Ганушу было безразлично, куда идти, он будто бы искал чего-то и нигде не находил себе места. Вдруг в толпе он заметил тоненькую девушку в оливковом платье, которая невесомо скользила над пыльным асфальтом. Что-то подсказывало ему, что они где-то встречались, только Гануш совершенно ничего не мог вспомнить. Однако это было неважно, и его душа неудержимо потянулась к ней навстречу, избыв свою пустоту и замерев в ожидании события, разминуться с которым уже не представлялось возможным. Он решительно направился к девушке, будучи абсолютно уверен, что она не отвернётся, не замешается, не уйдёт. Тем более что он знал, что ей необходимо сказать.

 

Гений

Теперь Радован уже не мог вспомнить, с чего всё началось. Правда, с некоторых пор он стал замечать, что в то время, когда к нему приходила очередная мелодия, в доме начинали слегка позванивать ножи и вилки, как, впрочем, и все остальные тонкие и острые предметы. Может быть, случалось ещё нечто подобное, только в такие моменты Радован становился крайне нелюбопытным и его не интересовало ничего, кроме нот и аккордов, которые он едва успевал записывать, стараясь не пропустить ни единого звука. Вначале Радован не осознавал авторства музыки и страшно гордился собой. Позже он, конечно, понял, в чём тут дело и это стало самым большим разочарованием с тех пор, когда он впервые сел за клавиши. На все похвалы и славословия в свой адрес Радован обычно лишь неловко пожимал плечами и старался как можно скорее покинуть своих, ничего не подозревающих поклонников.

Возможно, Радован чем-то и отличался от коллег, только он не находил в себе ничего особенного, если, пожалуй, не брать в расчёт свою чрезвычайную медлительность и вредную привычку везде и всегда куда-то опаздывать. А ещё он мог неподвижно часами сидеть на диване без всякой пользы для себя. Нельзя даже сказать, что он таким образом предавался праздным и бесконечным мечтаниям. Да и какие там могут быть мечтания, если в голову лез всякий мусор: нелепые музыкальные фразы, которые невозможно сыграть, странные обрывки мыслей, не имеющие никакого смысла, какие-то неясные воспоминания, большей частью порождённые ложной памятью и пришедшие неизвестно откуда и неизвестно зачем.

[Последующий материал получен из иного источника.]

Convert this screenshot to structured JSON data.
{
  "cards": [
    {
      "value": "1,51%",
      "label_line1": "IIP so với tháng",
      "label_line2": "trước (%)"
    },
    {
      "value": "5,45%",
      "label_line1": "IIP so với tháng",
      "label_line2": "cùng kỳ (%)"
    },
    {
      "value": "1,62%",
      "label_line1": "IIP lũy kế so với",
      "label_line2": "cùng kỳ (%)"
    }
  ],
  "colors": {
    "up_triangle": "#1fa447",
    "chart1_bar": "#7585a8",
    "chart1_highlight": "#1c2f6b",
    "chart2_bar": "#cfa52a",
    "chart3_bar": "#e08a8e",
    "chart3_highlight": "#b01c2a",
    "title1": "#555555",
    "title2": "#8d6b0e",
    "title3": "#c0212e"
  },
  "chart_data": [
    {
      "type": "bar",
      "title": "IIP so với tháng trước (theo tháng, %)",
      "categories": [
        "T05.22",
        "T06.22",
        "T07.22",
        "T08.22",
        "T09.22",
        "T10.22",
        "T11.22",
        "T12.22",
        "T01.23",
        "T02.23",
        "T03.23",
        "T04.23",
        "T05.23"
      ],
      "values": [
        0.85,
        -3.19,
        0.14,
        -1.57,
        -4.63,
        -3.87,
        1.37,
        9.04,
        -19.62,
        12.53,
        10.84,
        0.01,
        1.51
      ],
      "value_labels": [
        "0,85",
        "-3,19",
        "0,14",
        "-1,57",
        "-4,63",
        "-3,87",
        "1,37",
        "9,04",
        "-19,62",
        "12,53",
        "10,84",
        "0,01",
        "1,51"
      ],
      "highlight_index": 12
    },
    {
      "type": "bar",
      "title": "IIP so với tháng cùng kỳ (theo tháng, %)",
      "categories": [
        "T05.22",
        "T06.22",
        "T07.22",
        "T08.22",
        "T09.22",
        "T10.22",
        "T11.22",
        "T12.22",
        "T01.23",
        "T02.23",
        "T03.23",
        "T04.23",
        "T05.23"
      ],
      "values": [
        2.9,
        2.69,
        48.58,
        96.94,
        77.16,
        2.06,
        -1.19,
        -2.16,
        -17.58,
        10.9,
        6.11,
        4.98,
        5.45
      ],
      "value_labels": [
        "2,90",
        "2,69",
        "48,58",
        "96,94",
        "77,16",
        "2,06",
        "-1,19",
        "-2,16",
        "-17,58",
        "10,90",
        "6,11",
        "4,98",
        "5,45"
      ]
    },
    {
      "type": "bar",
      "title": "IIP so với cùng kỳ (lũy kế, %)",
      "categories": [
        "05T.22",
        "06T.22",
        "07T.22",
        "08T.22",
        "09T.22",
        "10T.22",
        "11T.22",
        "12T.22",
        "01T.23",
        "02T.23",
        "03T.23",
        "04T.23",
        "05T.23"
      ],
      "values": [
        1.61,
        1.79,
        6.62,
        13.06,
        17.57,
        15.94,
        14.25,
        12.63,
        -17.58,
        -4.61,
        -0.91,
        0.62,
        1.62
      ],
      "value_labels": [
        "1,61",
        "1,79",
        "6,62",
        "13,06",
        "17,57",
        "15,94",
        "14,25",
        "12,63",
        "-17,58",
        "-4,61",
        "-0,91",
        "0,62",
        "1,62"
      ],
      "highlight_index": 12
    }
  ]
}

– Опять бездельничаешь! – упрекали его домашние. – Хоть бы пол подмёл или пыль вытер, а то какой от тебя, бездельника, толк!

Радован нехотя брался за тряпку и начинал механически водить ей по всем встречаемым поверхностям. Нередко случалось, что музыка настигала его даже за таким занятием. Она подхватывала его невидимой мощной волной, сначала поглощая его самого, затем всё пространство вокруг, преображая зримое и незримое под свои нужды так, чтобы ничто не мешало новой симфонии или кантате. На целый мир, с его тревогами, заботами и печалями ниспадал плотный незримый занавес из-за которого к единственному слушателю не проникал ни звук, ни цвет, ни строфа, ни слово. Для Радована не было ничего прекраснее этих волнующих минут ожидания музыки, когда где-то там, вдалеке, он различал знакомые настройки небесных скрипок и виолончелей, когда на едва очнувшуюся от внезапного движения сонную сцену мироздания выкатывался волшебный рояль и кто-то осторожно прикасался к его живым клавишам.

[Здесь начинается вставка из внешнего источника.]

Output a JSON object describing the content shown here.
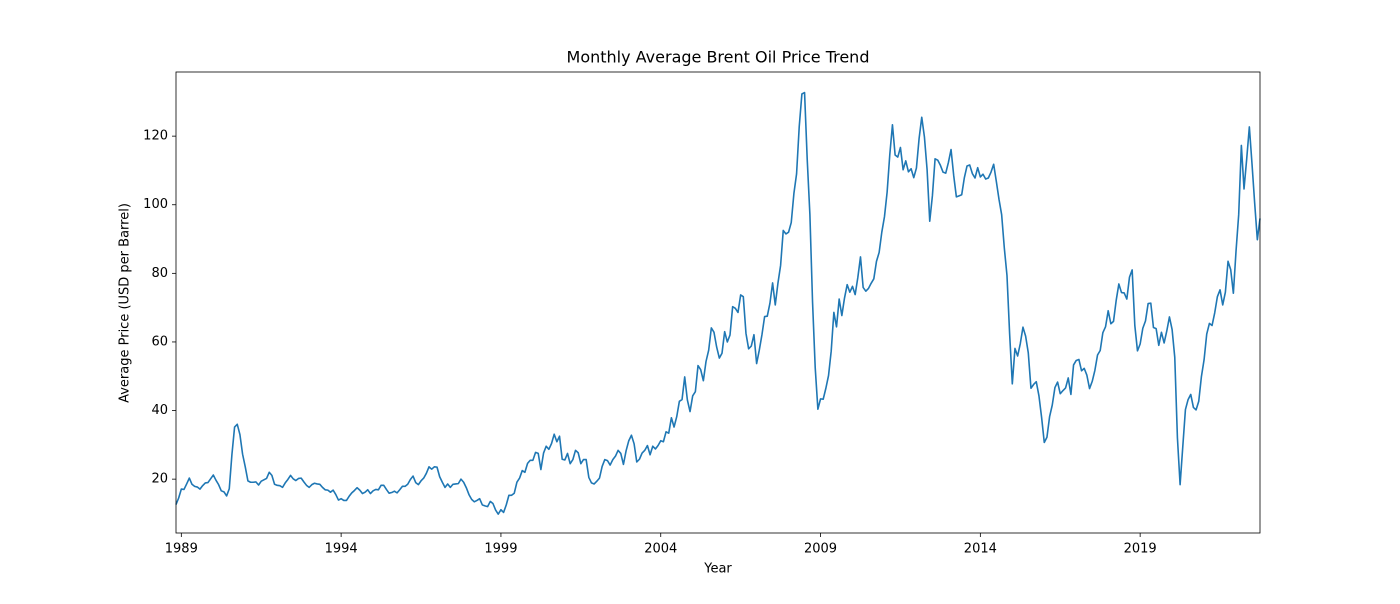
{
  "chart_data": {
    "type": "line",
    "title": "Monthly Average Brent Oil Price Trend",
    "x_label": "Year",
    "y_label": "Average Price (USD per Barrel)",
    "x": [
      "1988-11",
      "1988-12",
      "1989-01",
      "1989-02",
      "1989-03",
      "1989-04",
      "1989-05",
      "1989-06",
      "1989-07",
      "1989-08",
      "1989-09",
      "1989-10",
      "1989-11",
      "1989-12",
      "1990-01",
      "1990-02",
      "1990-03",
      "1990-04",
      "1990-05",
      "1990-06",
      "1990-07",
      "1990-08",
      "1990-09",
      "1990-10",
      "1990-11",
      "1990-12",
      "1991-01",
      "1991-02",
      "1991-03",
      "1991-04",
      "1991-05",
      "1991-06",
      "1991-07",
      "1991-08",
      "1991-09",
      "1991-10",
      "1991-11",
      "1991-12",
      "1992-01",
      "1992-02",
      "1992-03",
      "1992-04",
      "1992-05",
      "1992-06",
      "1992-07",
      "1992-08",
      "1992-09",
      "1992-10",
      "1992-11",
      "1992-12",
      "1993-01",
      "1993-02",
      "1993-03",
      "1993-04",
      "1993-05",
      "1993-06",
      "1993-07",
      "1993-08",
      "1993-09",
      "1993-10",
      "1993-11",
      "1993-12",
      "1994-01",
      "1994-02",
      "1994-03",
      "1994-04",
      "1994-05",
      "1994-06",
      "1994-07",
      "1994-08",
      "1994-09",
      "1994-10",
      "1994-11",
      "1994-12",
      "1995-01",
      "1995-02",
      "1995-03",
      "1995-04",
      "1995-05",
      "1995-06",
      "1995-07",
      "1995-08",
      "1995-09",
      "1995-10",
      "1995-11",
      "1995-12",
      "1996-01",
      "1996-02",
      "1996-03",
      "1996-04",
      "1996-05",
      "1996-06",
      "1996-07",
      "1996-08",
      "1996-09",
      "1996-10",
      "1996-11",
      "1996-12",
      "1997-01",
      "1997-02",
      "1997-03",
      "1997-04",
      "1997-05",
      "1997-06",
      "1997-07",
      "1997-08",
      "1997-09",
      "1997-10",
      "1997-11",
      "1997-12",
      "1998-01",
      "1998-02",
      "1998-03",
      "1998-04",
      "1998-05",
      "1998-06",
      "1998-07",
      "1998-08",
      "1998-09",
      "1998-10",
      "1998-11",
      "1998-12",
      "1999-01",
      "1999-02",
      "1999-03",
      "1999-04",
      "1999-05",
      "1999-06",
      "1999-07",
      "1999-08",
      "1999-09",
      "1999-10",
      "1999-11",
      "1999-12",
      "2000-01",
      "2000-02",
      "2000-03",
      "2000-04",
      "2000-05",
      "2000-06",
      "2000-07",
      "2000-08",
      "2000-09",
      "2000-10",
      "2000-11",
      "2000-12",
      "2001-01",
      "2001-02",
      "2001-03",
      "2001-04",
      "2001-05",
      "2001-06",
      "2001-07",
      "2001-08",
      "2001-09",
      "2001-10",
      "2001-11",
      "2001-12",
      "2002-01",
      "2002-02",
      "2002-03",
      "2002-04",
      "2002-05",
      "2002-06",
      "2002-07",
      "2002-08",
      "2002-09",
      "2002-10",
      "2002-11",
      "2002-12",
      "2003-01",
      "2003-02",
      "2003-03",
      "2003-04",
      "2003-05",
      "2003-06",
      "2003-07",
      "2003-08",
      "2003-09",
      "2003-10",
      "2003-11",
      "2003-12",
      "2004-01",
      "2004-02",
      "2004-03",
      "2004-04",
      "2004-05",
      "2004-06",
      "2004-07",
      "2004-08",
      "2004-09",
      "2004-10",
      "2004-11",
      "2004-12",
      "2005-01",
      "2005-02",
      "2005-03",
      "2005-04",
      "2005-05",
      "2005-06",
      "2005-07",
      "2005-08",
      "2005-09",
      "2005-10",
      "2005-11",
      "2005-12",
      "2006-01",
      "2006-02",
      "2006-03",
      "2006-04",
      "2006-05",
      "2006-06",
      "2006-07",
      "2006-08",
      "2006-09",
      "2006-10",
      "2006-11",
      "2006-12",
      "2007-01",
      "2007-02",
      "2007-03",
      "2007-04",
      "2007-05",
      "2007-06",
      "2007-07",
      "2007-08",
      "2007-09",
      "2007-10",
      "2007-11",
      "2007-12",
      "2008-01",
      "2008-02",
      "2008-03",
      "2008-04",
      "2008-05",
      "2008-06",
      "2008-07",
      "2008-08",
      "2008-09",
      "2008-10",
      "2008-11",
      "2008-12",
      "2009-01",
      "2009-02",
      "2009-03",
      "2009-04",
      "2009-05",
      "2009-06",
      "2009-07",
      "2009-08",
      "2009-09",
      "2009-10",
      "2009-11",
      "2009-12",
      "2010-01",
      "2010-02",
      "2010-03",
      "2010-04",
      "2010-05",
      "2010-06",
      "2010-07",
      "2010-08",
      "2010-09",
      "2010-10",
      "2010-11",
      "2010-12",
      "2011-01",
      "2011-02",
      "2011-03",
      "2011-04",
      "2011-05",
      "2011-06",
      "2011-07",
      "2011-08",
      "2011-09",
      "2011-10",
      "2011-11",
      "2011-12",
      "2012-01",
      "2012-02",
      "2012-03",
      "2012-04",
      "2012-05",
      "2012-06",
      "2012-07",
      "2012-08",
      "2012-09",
      "2012-10",
      "2012-11",
      "2012-12",
      "2013-01",
      "2013-02",
      "2013-03",
      "2013-04",
      "2013-05",
      "2013-06",
      "2013-07",
      "2013-08",
      "2013-09",
      "2013-10",
      "2013-11",
      "2013-12",
      "2014-01",
      "2014-02",
      "2014-03",
      "2014-04",
      "2014-05",
      "2014-06",
      "2014-07",
      "2014-08",
      "2014-09",
      "2014-10",
      "2014-11",
      "2014-12",
      "2015-01",
      "2015-02",
      "2015-03",
      "2015-04",
      "2015-05",
      "2015-06",
      "2015-07",
      "2015-08",
      "2015-09",
      "2015-10",
      "2015-11",
      "2015-12",
      "2016-01",
      "2016-02",
      "2016-03",
      "2016-04",
      "2016-05",
      "2016-06",
      "2016-07",
      "2016-08",
      "2016-09",
      "2016-10",
      "2016-11",
      "2016-12",
      "2017-01",
      "2017-02",
      "2017-03",
      "2017-04",
      "2017-05",
      "2017-06",
      "2017-07",
      "2017-08",
      "2017-09",
      "2017-10",
      "2017-11",
      "2017-12",
      "2018-01",
      "2018-02",
      "2018-03",
      "2018-04",
      "2018-05",
      "2018-06",
      "2018-07",
      "2018-08",
      "2018-09",
      "2018-10",
      "2018-11",
      "2018-12",
      "2019-01",
      "2019-02",
      "2019-03",
      "2019-04",
      "2019-05",
      "2019-06",
      "2019-07",
      "2019-08",
      "2019-09",
      "2019-10",
      "2019-11",
      "2019-12",
      "2020-01",
      "2020-02",
      "2020-03",
      "2020-04",
      "2020-05",
      "2020-06",
      "2020-07",
      "2020-08",
      "2020-09",
      "2020-10",
      "2020-11",
      "2020-12",
      "2021-01",
      "2021-02",
      "2021-03",
      "2021-04",
      "2021-05",
      "2021-06",
      "2021-07",
      "2021-08",
      "2021-09",
      "2021-10",
      "2021-11",
      "2021-12",
      "2022-01",
      "2022-02",
      "2022-03",
      "2022-04",
      "2022-05",
      "2022-06",
      "2022-07",
      "2022-08",
      "2022-09",
      "2022-10"
    ],
    "series": [
      {
        "name": "Brent",
        "color": "#1f77b4",
        "values": [
          12.6,
          14.5,
          17.1,
          17.0,
          18.6,
          20.3,
          18.5,
          17.9,
          17.7,
          17.1,
          18.1,
          18.9,
          19.0,
          20.1,
          21.2,
          19.7,
          18.4,
          16.6,
          16.3,
          15.1,
          17.2,
          27.2,
          35.2,
          36.0,
          33.0,
          27.3,
          23.6,
          19.5,
          19.1,
          19.1,
          19.2,
          18.3,
          19.4,
          19.8,
          20.2,
          22.0,
          21.1,
          18.5,
          18.2,
          18.1,
          17.6,
          18.9,
          19.9,
          21.1,
          20.1,
          19.6,
          20.2,
          20.3,
          19.2,
          18.2,
          17.6,
          18.4,
          18.8,
          18.6,
          18.5,
          17.6,
          16.9,
          16.8,
          16.2,
          16.8,
          15.5,
          13.9,
          14.3,
          13.8,
          13.8,
          15.0,
          16.0,
          16.7,
          17.5,
          16.8,
          15.8,
          16.2,
          16.9,
          15.8,
          16.6,
          17.0,
          16.9,
          18.2,
          18.2,
          17.0,
          15.9,
          16.1,
          16.5,
          16.0,
          16.9,
          17.9,
          17.9,
          18.5,
          19.9,
          20.9,
          19.0,
          18.4,
          19.5,
          20.3,
          21.7,
          23.6,
          22.9,
          23.6,
          23.5,
          20.7,
          19.1,
          17.6,
          18.6,
          17.6,
          18.5,
          18.6,
          18.7,
          20.0,
          19.1,
          17.5,
          15.5,
          14.1,
          13.4,
          13.8,
          14.3,
          12.5,
          12.2,
          12.0,
          13.5,
          12.9,
          11.0,
          9.8,
          11.1,
          10.3,
          12.5,
          15.3,
          15.3,
          15.9,
          19.1,
          20.3,
          22.5,
          22.0,
          24.6,
          25.5,
          25.5,
          27.8,
          27.5,
          22.8,
          27.6,
          29.6,
          28.7,
          30.4,
          33.1,
          30.9,
          32.5,
          25.8,
          25.6,
          27.5,
          24.5,
          25.7,
          28.4,
          27.7,
          24.5,
          25.7,
          25.7,
          20.5,
          18.9,
          18.6,
          19.4,
          20.3,
          23.7,
          25.7,
          25.4,
          24.1,
          25.7,
          26.7,
          28.4,
          27.5,
          24.3,
          28.3,
          31.2,
          32.8,
          30.3,
          25.0,
          25.8,
          27.6,
          28.4,
          29.8,
          27.1,
          29.6,
          28.8,
          29.8,
          31.2,
          30.9,
          33.8,
          33.4,
          37.9,
          35.2,
          38.2,
          42.7,
          43.2,
          49.8,
          43.1,
          39.7,
          44.3,
          45.5,
          53.1,
          51.9,
          48.7,
          54.3,
          57.6,
          64.1,
          62.8,
          58.5,
          55.3,
          56.7,
          63.0,
          60.0,
          62.0,
          70.3,
          69.8,
          68.6,
          73.7,
          73.2,
          62.5,
          58.0,
          58.8,
          62.1,
          53.7,
          57.6,
          62.1,
          67.4,
          67.5,
          71.3,
          77.2,
          70.8,
          77.1,
          82.3,
          92.5,
          91.5,
          92.0,
          94.8,
          103.3,
          109.0,
          122.8,
          132.3,
          132.7,
          113.2,
          97.2,
          71.6,
          52.5,
          40.4,
          43.4,
          43.3,
          46.5,
          50.2,
          57.3,
          68.6,
          64.4,
          72.5,
          67.7,
          72.8,
          76.7,
          74.5,
          76.2,
          73.8,
          78.8,
          84.8,
          75.9,
          74.8,
          75.6,
          77.1,
          78.4,
          83.5,
          86.1,
          92.0,
          96.5,
          103.7,
          114.6,
          123.3,
          114.5,
          113.9,
          116.7,
          110.2,
          112.8,
          109.6,
          110.5,
          107.9,
          110.7,
          119.3,
          125.5,
          119.8,
          110.3,
          95.2,
          102.6,
          113.4,
          113.0,
          111.5,
          109.5,
          109.2,
          112.3,
          116.1,
          108.5,
          102.3,
          102.6,
          102.9,
          107.9,
          111.3,
          111.6,
          109.1,
          107.8,
          110.8,
          108.1,
          108.9,
          107.5,
          107.8,
          109.5,
          111.8,
          106.8,
          101.6,
          97.1,
          87.4,
          79.4,
          62.3,
          47.8,
          58.1,
          55.9,
          59.5,
          64.3,
          61.7,
          56.8,
          46.5,
          47.6,
          48.4,
          44.3,
          38.0,
          30.7,
          32.2,
          38.2,
          41.6,
          46.7,
          48.3,
          44.9,
          45.8,
          46.6,
          49.5,
          44.7,
          53.3,
          54.6,
          54.9,
          51.6,
          52.3,
          50.3,
          46.4,
          48.5,
          51.7,
          56.2,
          57.5,
          62.7,
          64.4,
          69.1,
          65.3,
          66.0,
          72.1,
          76.9,
          74.4,
          74.3,
          72.5,
          78.9,
          81.0,
          64.8,
          57.4,
          59.4,
          64.0,
          66.1,
          71.2,
          71.3,
          64.2,
          63.9,
          59.0,
          62.8,
          59.7,
          63.2,
          67.3,
          63.6,
          55.5,
          32.0,
          18.4,
          29.4,
          40.3,
          43.2,
          44.7,
          40.9,
          40.2,
          42.7,
          49.9,
          54.8,
          62.3,
          65.4,
          64.8,
          68.5,
          73.2,
          75.2,
          70.8,
          74.5,
          83.5,
          81.1,
          74.2,
          86.5,
          97.1,
          117.3,
          104.6,
          113.3,
          122.7,
          111.9,
          100.5,
          89.8,
          96.0
        ]
      }
    ],
    "xlim": [
      "1988-11",
      "2022-10"
    ],
    "xticks": [
      {
        "value": "1989-01",
        "label": "1989"
      },
      {
        "value": "1994-01",
        "label": "1994"
      },
      {
        "value": "1999-01",
        "label": "1999"
      },
      {
        "value": "2004-01",
        "label": "2004"
      },
      {
        "value": "2009-01",
        "label": "2009"
      },
      {
        "value": "2014-01",
        "label": "2014"
      },
      {
        "value": "2019-01",
        "label": "2019"
      }
    ],
    "ylim": [
      4.3,
      138.7
    ],
    "yticks": [
      20,
      40,
      60,
      80,
      100,
      120
    ],
    "grid": false
  }
}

Пожалуй, у Радована не было в жизни ничего более значительного, чем эти счастливые часы и минуты, проведённые у вселенской сцены. Остальное время не приносило ему никаких эмоций и переживаний, оно казалось ему бессодержательным и неинтересным. Возможно оттого, Радован совсем не стремился к общению, он не следил за новостями и модой, его не интересовали ни слава, ни деньги, он был безразличен ко всему, за исключением музыки, струящейся из небесного эфира, которую другие люди отчего-то не могли слышать.

Радован вообще не понимал, зачем существует окружающий мир и это горделивое и самонадеянное человечество, если они не способны дарить, подобно небу, такую же чистую и глубокую музыку.

Коллеги знали о всех странностях и чудаковатости Радована и не удивлялись, если он вдруг уходил в себя и замирал, устремив свой неподвижный взор куда-то вдаль.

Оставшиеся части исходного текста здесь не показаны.